Der Autor Jürgen Schmieder unterzieht die Religionen einem Praxistest

Ziel: Liebling der Götter

"Ich will in den Himmel", hat sich Jürgen Schmieder vorgenommen. Oder aber: "als glückliche Kuh wiedergeboren werden". Denn wer weiß schon, welche Religion am Ende Recht hat. Mit dieser Zielvorgabe hat der Münchner Journalist ein ungewöhnliches Experiment unternomme.: ein Leben als sogenannter "Alltheist".

Autor/in:
Bettina Nöth
 (DR)

So versuchte Schmieder ein Leben zu führen, das ihm bei möglichst vielen Glaubensrichtungen Pluspunkte bringt - und das gleichzeitig. Um seine Chancen auf ein Ticket für die Ewigkeit quasi zu optimieren. Es ist nicht der erste Selbstversuch, den der Münchner Online-Redakteur zu einem Buch verarbeitet hat. Im vergangenen Jahr probierte er aus, 40 Tage lang unerbittlich die Wahrheit und nichts als die Wahrheit zu sagen. Mit "Du sollst nicht lügen" landete der Autor seinen ersten Bestseller.

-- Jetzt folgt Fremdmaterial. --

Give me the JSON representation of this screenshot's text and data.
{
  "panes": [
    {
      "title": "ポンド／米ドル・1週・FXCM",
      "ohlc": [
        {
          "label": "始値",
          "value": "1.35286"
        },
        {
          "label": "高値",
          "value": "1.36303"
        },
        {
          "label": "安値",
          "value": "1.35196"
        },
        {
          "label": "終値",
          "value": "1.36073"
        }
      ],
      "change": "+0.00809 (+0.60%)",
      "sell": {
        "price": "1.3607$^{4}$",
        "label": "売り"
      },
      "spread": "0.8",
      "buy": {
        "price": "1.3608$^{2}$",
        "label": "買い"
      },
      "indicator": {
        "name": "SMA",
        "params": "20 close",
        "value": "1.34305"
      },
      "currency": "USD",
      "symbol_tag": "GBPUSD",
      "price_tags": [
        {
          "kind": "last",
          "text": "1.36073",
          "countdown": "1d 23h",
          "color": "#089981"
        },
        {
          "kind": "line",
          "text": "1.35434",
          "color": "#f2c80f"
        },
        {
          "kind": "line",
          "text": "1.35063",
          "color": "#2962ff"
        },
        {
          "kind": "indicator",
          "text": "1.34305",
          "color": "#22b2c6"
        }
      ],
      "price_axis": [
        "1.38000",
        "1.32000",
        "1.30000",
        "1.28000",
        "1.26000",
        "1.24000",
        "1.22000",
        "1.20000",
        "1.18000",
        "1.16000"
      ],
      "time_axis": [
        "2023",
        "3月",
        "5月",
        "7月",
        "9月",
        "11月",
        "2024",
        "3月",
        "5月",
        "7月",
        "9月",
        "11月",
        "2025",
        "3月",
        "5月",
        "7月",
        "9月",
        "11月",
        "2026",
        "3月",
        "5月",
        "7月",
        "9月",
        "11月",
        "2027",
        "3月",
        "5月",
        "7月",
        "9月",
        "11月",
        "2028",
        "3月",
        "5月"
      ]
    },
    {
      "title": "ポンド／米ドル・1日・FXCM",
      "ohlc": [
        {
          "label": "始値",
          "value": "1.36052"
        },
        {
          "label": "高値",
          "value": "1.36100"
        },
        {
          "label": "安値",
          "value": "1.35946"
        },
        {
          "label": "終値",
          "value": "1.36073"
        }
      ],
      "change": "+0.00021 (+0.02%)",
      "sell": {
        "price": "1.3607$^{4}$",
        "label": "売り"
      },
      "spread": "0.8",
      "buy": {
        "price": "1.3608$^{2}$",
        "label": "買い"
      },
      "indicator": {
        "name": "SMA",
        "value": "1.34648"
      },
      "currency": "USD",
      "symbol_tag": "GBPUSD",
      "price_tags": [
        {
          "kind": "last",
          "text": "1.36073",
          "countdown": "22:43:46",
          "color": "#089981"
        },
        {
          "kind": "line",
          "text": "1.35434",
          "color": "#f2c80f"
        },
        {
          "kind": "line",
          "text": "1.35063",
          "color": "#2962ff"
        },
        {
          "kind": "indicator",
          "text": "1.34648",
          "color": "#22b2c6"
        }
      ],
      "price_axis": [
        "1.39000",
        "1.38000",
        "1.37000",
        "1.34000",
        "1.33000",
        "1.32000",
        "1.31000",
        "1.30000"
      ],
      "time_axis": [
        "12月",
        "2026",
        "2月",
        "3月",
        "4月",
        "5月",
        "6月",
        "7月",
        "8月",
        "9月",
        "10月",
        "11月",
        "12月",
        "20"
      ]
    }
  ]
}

Was die Religion betrifft, ist der Oberpfälzer nicht vom Fach. Er hat nicht Theologie studiert, sondern Germanistik, Volkswirtschaft und Filmwissenschaft. Vier Jahre lang prüfte er verschiedene Religionen und mehr oder weniger anerkannte Glaubensgemeinschaften.  Er ließ sich auf ihre Rituale ein, studierte ihre heiligen Schriften, vertiefte sich aber auch in soziologische Studien zur Religiosität und fragte befreundete religiöse Patchwork-Paare, wie sie eigentlich ihren Glauben leben.



"Apple" als Ersatzreligion

Schmieder rubbelte die Nase von schwarzen Ziegenstatuen in China, traf sich mit einem Sektenboss in München, untersuchte, ob "Apple" als Ersatzreligion taugt und wurde auf den Philippinen Zeuge eines Exorzismus. Der Familienvater ließ sich hypnotisieren, besuchte Yoga-Kurse, kniete in katholischen Kirchen und entspannte beim Floaten, bei dem man sich in stark salzhaltigem Wasser dem Gefühl der Schwerelosigkeit hingeben kann.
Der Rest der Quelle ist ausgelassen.